Age: The younger you are, the lower your price will be, since your risk of passing away is much less likely. As you age this price jumps accordingly, as your health is more likely to decline.

Gender: Men typically pay more than women, as women tend to live longer, by about seven years. So two applicants of identical health and age will pay a different price on the basis of their gender, with men usually paying more.

Medical history: Pre-existing conditions like diabetes, high blood pressure, and cancer can affect the cost of your premium (or in some cases, if you can get coverage at all).

Coverage amount: The coverage amount you decide on can impact the cost of your monthly premiums—the larger the coverage amount, the more you will pay.

Type of insurance: Term life insurance, since it’s only active for an agreed upon length of time and doesn’t accumulate a cash value, is less expensive than permanent life insurance, which can cost between seven to ten times more.

Lifestyle risk: If you have a dangerous occupation (ie. miner, roofer) or risky hobbies (ie. skydiving, surfing), this could impact your premiums as you’re more at risk than the average person.

What level of life insurance coverage should employers offer?

Employers typically offer one to two times an employee’s salary, with the option for employees to flex up coverage. Flex up coverage can be as high as seven to ten times the employee’s salary. 

Some employees may choose to top up their coverage with an additional individual policy as well, as group life insurance policies can provide a smaller payout than the employee thinks their family might need.

Curious what companies around the world offer for life insurance coverage? Learn more in our country guides.

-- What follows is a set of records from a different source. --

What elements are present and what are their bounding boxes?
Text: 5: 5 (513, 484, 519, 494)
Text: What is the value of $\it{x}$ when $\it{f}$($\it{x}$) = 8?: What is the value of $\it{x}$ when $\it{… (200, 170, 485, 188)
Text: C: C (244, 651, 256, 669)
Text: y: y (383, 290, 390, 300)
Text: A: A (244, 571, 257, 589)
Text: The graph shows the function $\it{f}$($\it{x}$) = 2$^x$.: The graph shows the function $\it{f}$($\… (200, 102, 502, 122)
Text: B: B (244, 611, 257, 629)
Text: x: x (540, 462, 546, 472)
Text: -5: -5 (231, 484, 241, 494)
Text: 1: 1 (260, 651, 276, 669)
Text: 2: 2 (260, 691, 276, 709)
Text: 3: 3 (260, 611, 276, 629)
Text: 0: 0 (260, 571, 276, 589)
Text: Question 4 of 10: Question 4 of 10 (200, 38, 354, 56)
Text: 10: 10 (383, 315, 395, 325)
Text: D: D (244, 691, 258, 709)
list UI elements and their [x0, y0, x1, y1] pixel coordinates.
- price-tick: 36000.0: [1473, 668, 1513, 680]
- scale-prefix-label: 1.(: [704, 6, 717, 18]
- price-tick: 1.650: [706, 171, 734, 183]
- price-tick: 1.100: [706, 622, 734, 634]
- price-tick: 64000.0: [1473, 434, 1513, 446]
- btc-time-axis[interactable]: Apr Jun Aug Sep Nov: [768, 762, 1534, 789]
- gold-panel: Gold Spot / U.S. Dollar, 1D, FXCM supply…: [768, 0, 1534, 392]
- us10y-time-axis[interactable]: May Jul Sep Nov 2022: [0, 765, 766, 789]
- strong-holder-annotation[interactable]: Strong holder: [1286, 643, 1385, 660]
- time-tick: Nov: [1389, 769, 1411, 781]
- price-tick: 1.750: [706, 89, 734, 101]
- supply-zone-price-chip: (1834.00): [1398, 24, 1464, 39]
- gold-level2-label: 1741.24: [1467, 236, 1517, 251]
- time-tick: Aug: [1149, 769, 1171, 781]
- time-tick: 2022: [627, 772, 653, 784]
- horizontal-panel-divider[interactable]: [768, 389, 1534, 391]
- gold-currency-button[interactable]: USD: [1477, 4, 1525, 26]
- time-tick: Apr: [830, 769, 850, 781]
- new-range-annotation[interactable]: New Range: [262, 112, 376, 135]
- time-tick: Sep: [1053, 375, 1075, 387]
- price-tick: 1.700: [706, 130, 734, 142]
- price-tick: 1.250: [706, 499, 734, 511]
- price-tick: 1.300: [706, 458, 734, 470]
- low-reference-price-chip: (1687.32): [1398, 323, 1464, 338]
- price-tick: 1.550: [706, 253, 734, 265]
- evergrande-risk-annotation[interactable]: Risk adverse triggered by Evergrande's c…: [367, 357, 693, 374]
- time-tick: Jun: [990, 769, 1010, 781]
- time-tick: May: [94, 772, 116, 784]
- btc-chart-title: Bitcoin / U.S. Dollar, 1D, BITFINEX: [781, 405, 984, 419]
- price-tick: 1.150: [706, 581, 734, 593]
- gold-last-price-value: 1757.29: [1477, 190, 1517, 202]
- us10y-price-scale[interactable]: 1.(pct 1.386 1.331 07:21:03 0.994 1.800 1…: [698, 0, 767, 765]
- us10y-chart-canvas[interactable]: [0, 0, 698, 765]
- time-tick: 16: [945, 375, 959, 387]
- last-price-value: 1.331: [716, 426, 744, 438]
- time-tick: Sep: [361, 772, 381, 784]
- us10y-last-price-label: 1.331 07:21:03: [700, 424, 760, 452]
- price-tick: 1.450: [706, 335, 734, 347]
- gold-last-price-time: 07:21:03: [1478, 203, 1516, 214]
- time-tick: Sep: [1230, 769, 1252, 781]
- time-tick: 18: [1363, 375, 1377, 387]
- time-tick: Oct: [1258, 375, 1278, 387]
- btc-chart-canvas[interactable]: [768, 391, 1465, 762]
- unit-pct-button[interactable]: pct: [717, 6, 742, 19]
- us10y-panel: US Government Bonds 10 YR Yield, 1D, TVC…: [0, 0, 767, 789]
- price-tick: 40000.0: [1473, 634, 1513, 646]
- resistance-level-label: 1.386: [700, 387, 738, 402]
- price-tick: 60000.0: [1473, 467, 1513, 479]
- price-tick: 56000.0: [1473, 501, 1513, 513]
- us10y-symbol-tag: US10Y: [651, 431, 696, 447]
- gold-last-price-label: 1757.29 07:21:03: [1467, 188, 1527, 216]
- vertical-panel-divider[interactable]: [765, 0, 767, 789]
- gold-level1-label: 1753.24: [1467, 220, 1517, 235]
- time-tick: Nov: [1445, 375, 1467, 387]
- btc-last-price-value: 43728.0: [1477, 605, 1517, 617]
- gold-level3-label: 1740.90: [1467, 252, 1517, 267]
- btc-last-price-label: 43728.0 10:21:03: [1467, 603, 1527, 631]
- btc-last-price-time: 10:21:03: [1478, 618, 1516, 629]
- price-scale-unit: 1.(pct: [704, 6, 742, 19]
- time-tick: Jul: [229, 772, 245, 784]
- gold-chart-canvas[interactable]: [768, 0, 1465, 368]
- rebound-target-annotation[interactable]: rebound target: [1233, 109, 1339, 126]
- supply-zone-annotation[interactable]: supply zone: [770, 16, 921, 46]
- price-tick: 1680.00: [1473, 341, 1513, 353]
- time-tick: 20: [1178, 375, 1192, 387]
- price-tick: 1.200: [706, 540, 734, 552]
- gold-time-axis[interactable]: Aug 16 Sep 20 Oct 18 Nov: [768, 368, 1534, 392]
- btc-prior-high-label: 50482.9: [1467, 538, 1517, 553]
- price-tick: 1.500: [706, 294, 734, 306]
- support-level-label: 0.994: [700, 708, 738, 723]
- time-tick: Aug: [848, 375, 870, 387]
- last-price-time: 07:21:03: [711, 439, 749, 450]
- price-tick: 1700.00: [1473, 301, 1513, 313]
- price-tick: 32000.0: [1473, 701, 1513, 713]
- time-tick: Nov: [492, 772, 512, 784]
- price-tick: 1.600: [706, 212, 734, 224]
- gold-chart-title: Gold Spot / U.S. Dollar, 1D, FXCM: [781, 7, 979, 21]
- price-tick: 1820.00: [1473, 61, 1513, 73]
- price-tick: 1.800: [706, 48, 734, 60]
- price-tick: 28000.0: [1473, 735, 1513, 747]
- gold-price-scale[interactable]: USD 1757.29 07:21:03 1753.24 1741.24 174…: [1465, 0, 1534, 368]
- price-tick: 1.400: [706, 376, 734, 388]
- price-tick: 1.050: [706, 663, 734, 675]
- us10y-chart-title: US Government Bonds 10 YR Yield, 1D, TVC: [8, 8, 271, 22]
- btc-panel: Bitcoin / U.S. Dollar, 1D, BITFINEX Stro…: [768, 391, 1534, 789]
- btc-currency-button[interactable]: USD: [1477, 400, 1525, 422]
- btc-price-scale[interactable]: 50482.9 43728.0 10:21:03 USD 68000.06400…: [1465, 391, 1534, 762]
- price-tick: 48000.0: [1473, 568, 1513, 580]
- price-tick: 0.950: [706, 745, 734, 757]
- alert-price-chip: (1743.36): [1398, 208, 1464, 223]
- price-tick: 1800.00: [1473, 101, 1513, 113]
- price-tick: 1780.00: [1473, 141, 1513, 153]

Why employers should offer life insurance as a benefit

Life insurance gives your employees peace of mind to know that their loved ones will be taken care of in the worst case scenario–and that’s no small consideration when talent is considering applying to roles with your company, or choosing to stay.

In fact, with more and more prospective employees viewing benefits as more important than their salary, including life insurance is essential in building a comprehensive benefits package that attracts and retains talent. 

This is partially because life insurance can be pricey for employees to get outside of work. According to the Insurance Barometer Study from Life Happens and LIMRA, 49% of people who don’t have life insurance say the reason why they don’t have coverage is because life insurance is too expensive—so introducing this as a benefit can eliminate that barrier for your employees.

Curious how your company’s employee benefits stack up to other employers’ offerings? Use our benefits benchmarking tool to see how you compare.

Conclusion

Life insurance is a simple and affordable benefit employers can offer their teams that gives employees peace of mind. With group life insurance, employees are rated as a group, meaning less expensive rates than if they were to apply individually. And for employers, having this core benefit can mean attracting and retaining talent that expects to see life insurance in their offerings. All in all, life insurance is a must-have when building the best benefits package for your team.